Main Mill scaffolded from 2007-2018
In 2007, to prevent the collapse of the building, extensive scaffolding was erected on the Main Mill building which effectively prevented access to nest sites.

However, when Shrewsbury Swift Group surveyed the site in 2015, ten vents on the Cross Mill were seen to be in use by Swifts – which was very good news. The group have surveyed the site annually and it is good to see that the number of Swifts there is pretty stable, with up to 14 vents on the Cross Mill being used by Swifts in the last two years.

In spring 2017 more than 20 Swift boxes were put up on an adjacent building on the site in mitigation and although the birds have investigated them, they were not observed being used for nesting.

Section of the Main Mill after scaffolding
removed in 2018. There are 15 potential nest
sites here in the renovated vents.
Much effort to secure the significant funding needed for this project finally allowed work to restore the Main Mill to start in 2017 and after 11 years(!) the scaffolding has, in just the last month, been taken down.

Shrewsbury Swift Group, together with Brian Martin who has retained a very keen interest in the site since the initial survey all those years ago, visited the site very recently and were pleased to see, in addition to the 13 active nest sites seen in 2018 on the Cross Mill, there are a further 15 vents available for Swifts on the Main Mill. These have been lightly restored by Historic England and the original wood from around 1897 is in good condition and has been retained. The significant gap over the top slat has been kept.

2019 is going to be an exciting year to see if the Swifts find and use the newly available nest sites on the Main Mill that they have not been able to access for so long. We look forward to the colony growing and hope to be able to tell visitors to the Flaxmill Maltings about Swifts and how they have hung on here during all the years of uncertainty and more recently during the building works. Could these be the first ever internal Swift bricks? – and Grade 1 listed at that!

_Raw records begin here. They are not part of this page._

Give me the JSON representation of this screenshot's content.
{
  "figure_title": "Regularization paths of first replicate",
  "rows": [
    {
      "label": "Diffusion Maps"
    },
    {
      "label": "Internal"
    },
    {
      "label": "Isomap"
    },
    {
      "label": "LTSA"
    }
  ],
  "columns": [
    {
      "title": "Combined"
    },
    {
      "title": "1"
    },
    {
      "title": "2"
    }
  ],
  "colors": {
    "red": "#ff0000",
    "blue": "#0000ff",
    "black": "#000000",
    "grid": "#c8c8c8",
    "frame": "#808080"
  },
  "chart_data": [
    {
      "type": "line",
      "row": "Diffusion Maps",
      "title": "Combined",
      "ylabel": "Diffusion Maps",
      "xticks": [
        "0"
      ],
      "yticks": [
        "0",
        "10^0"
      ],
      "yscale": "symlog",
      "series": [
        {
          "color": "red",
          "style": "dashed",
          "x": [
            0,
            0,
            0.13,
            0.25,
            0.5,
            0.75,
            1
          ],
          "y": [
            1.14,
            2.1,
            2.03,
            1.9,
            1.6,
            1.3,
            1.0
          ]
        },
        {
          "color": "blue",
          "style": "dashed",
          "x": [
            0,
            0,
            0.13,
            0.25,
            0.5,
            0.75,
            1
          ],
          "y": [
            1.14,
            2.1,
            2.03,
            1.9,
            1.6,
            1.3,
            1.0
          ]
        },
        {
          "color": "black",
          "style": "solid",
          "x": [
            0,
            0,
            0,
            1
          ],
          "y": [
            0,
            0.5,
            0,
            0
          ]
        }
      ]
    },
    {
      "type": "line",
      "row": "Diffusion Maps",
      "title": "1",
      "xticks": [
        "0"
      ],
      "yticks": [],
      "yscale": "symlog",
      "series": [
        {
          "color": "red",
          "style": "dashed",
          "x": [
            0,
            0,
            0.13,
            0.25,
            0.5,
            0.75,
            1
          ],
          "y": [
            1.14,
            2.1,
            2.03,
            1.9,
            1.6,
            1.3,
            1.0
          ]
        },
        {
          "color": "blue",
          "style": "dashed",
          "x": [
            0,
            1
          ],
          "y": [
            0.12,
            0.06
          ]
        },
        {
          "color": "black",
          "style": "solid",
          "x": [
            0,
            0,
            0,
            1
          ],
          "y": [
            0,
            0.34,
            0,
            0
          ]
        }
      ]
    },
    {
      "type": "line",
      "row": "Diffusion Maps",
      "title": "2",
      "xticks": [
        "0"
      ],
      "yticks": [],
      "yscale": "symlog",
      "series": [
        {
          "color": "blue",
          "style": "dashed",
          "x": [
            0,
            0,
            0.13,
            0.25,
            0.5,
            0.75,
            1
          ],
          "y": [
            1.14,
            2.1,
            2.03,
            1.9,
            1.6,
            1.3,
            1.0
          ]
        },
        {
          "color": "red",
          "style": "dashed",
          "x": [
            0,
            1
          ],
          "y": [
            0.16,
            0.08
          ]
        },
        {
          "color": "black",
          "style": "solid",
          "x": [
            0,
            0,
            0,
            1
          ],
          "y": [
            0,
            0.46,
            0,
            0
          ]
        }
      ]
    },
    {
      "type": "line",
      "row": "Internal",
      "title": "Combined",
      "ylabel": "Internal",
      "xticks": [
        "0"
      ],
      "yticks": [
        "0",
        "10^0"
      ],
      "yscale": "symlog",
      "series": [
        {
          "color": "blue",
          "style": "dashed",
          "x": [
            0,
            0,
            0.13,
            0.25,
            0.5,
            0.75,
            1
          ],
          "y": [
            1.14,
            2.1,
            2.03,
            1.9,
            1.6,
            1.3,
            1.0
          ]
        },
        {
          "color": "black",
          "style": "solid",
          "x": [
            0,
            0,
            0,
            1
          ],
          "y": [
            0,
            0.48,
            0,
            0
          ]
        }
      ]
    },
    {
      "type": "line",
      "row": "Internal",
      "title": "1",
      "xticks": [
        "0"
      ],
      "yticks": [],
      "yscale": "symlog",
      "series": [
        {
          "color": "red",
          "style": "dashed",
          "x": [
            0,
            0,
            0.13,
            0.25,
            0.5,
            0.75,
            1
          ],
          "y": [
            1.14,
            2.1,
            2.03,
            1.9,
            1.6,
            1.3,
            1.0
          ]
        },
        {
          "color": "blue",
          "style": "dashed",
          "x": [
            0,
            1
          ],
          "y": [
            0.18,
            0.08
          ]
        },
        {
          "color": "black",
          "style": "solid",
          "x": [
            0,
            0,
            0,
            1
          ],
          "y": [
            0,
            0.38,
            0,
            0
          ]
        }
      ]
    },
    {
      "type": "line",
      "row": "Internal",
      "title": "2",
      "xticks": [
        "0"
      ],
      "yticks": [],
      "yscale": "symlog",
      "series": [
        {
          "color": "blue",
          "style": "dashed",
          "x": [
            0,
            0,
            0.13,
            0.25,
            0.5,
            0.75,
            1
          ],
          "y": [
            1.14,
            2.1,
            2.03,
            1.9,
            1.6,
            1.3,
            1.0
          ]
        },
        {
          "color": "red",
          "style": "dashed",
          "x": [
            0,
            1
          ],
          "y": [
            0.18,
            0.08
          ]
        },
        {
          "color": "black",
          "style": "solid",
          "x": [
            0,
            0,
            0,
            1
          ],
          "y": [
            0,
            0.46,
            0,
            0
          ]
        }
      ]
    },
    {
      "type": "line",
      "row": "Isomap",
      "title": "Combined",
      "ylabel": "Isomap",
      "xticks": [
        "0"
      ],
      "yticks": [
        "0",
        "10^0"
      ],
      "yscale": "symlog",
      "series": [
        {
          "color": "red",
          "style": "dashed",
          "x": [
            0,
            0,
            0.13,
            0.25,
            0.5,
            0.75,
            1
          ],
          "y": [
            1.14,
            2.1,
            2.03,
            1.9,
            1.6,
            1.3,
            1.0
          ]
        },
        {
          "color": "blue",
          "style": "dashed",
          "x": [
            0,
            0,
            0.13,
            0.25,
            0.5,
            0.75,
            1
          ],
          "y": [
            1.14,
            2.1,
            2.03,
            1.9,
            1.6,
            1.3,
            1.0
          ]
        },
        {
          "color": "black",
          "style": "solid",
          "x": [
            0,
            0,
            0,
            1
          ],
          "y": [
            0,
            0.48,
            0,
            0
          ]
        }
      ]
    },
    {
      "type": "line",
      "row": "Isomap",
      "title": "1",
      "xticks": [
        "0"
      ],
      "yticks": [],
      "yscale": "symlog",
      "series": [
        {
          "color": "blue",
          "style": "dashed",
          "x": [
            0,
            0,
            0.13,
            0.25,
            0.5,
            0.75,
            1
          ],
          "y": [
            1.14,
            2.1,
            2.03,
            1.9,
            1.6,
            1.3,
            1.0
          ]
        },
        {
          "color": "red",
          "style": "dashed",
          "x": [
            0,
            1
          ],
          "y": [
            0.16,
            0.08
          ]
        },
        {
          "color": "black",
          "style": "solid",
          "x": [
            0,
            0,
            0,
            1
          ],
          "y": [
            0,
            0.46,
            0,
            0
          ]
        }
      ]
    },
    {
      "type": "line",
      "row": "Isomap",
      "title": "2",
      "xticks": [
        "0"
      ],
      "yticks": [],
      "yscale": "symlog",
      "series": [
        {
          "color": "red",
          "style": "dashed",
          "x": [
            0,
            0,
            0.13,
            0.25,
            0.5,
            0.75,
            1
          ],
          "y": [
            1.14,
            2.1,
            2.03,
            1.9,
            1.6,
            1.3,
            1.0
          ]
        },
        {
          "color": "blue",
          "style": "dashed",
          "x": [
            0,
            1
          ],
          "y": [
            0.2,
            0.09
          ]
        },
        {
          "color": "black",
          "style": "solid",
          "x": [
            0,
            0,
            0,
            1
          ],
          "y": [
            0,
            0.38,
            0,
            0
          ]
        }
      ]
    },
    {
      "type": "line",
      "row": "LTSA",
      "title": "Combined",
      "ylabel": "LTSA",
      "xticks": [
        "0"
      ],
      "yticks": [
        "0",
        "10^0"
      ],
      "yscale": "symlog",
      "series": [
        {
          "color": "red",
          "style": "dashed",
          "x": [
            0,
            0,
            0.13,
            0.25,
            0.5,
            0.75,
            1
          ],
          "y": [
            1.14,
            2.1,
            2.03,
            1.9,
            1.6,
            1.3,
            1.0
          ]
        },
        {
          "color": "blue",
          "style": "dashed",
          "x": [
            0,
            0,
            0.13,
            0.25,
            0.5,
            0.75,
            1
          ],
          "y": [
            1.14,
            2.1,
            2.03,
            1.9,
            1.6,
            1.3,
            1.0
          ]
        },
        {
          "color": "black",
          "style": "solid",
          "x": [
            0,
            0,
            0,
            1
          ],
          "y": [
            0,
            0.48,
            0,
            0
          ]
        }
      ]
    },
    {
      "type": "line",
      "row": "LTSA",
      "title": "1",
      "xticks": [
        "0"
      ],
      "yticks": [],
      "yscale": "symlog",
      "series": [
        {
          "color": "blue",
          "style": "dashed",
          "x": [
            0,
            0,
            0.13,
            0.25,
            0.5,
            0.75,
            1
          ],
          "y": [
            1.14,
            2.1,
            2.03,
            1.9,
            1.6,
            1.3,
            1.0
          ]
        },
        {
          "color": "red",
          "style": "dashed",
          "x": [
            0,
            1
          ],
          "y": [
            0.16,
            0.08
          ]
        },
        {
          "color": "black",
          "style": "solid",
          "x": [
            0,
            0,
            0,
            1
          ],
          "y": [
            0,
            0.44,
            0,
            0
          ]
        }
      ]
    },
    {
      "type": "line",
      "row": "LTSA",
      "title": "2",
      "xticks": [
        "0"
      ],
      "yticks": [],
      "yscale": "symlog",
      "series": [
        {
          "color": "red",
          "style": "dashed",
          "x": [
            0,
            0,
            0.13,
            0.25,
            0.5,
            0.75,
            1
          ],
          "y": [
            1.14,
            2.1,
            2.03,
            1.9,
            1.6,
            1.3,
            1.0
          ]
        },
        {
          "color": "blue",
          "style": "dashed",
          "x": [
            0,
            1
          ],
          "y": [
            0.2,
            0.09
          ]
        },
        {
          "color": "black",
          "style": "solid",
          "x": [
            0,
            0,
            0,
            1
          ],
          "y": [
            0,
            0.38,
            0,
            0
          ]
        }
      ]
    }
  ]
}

North face of Cross Mill in 2015 showing the vents
used by Swifts.

We would like to thank Historic England and especially Gabriella Smith and Nick Hill who, despite having a very serious conservation project on their hands to rescue the whole site, have been willing to let Swift group members on site and  have shown much interest themselves in the use of these Grade 1 Swift boxes by the Swifts each summer.












Postscript
We have made an informed guess at what these nest spaces might be like on the inside in this model. The swifts enter and leave through the gap at the top.






Tuesday, 20 November 2018

Two triangles on modern gables

We like gables because they are often the highest point that you can install a Swift box on a house, Triangular colony boxes always look nice, fitting in with the house architecture, and Swifts seem to like them.

We have recently installed 2 triangles on houses in Milton and Worlington. One has a roof slope of 9:12 and the other a slope of 12:9. One house has narrow eaves and the other broad eaves. The first one needed a roof fashioned out of shingles made from feather-boards. The second is well protected under the eaves. Neither faces south, but they are both painted white, to match the paintwork on the house.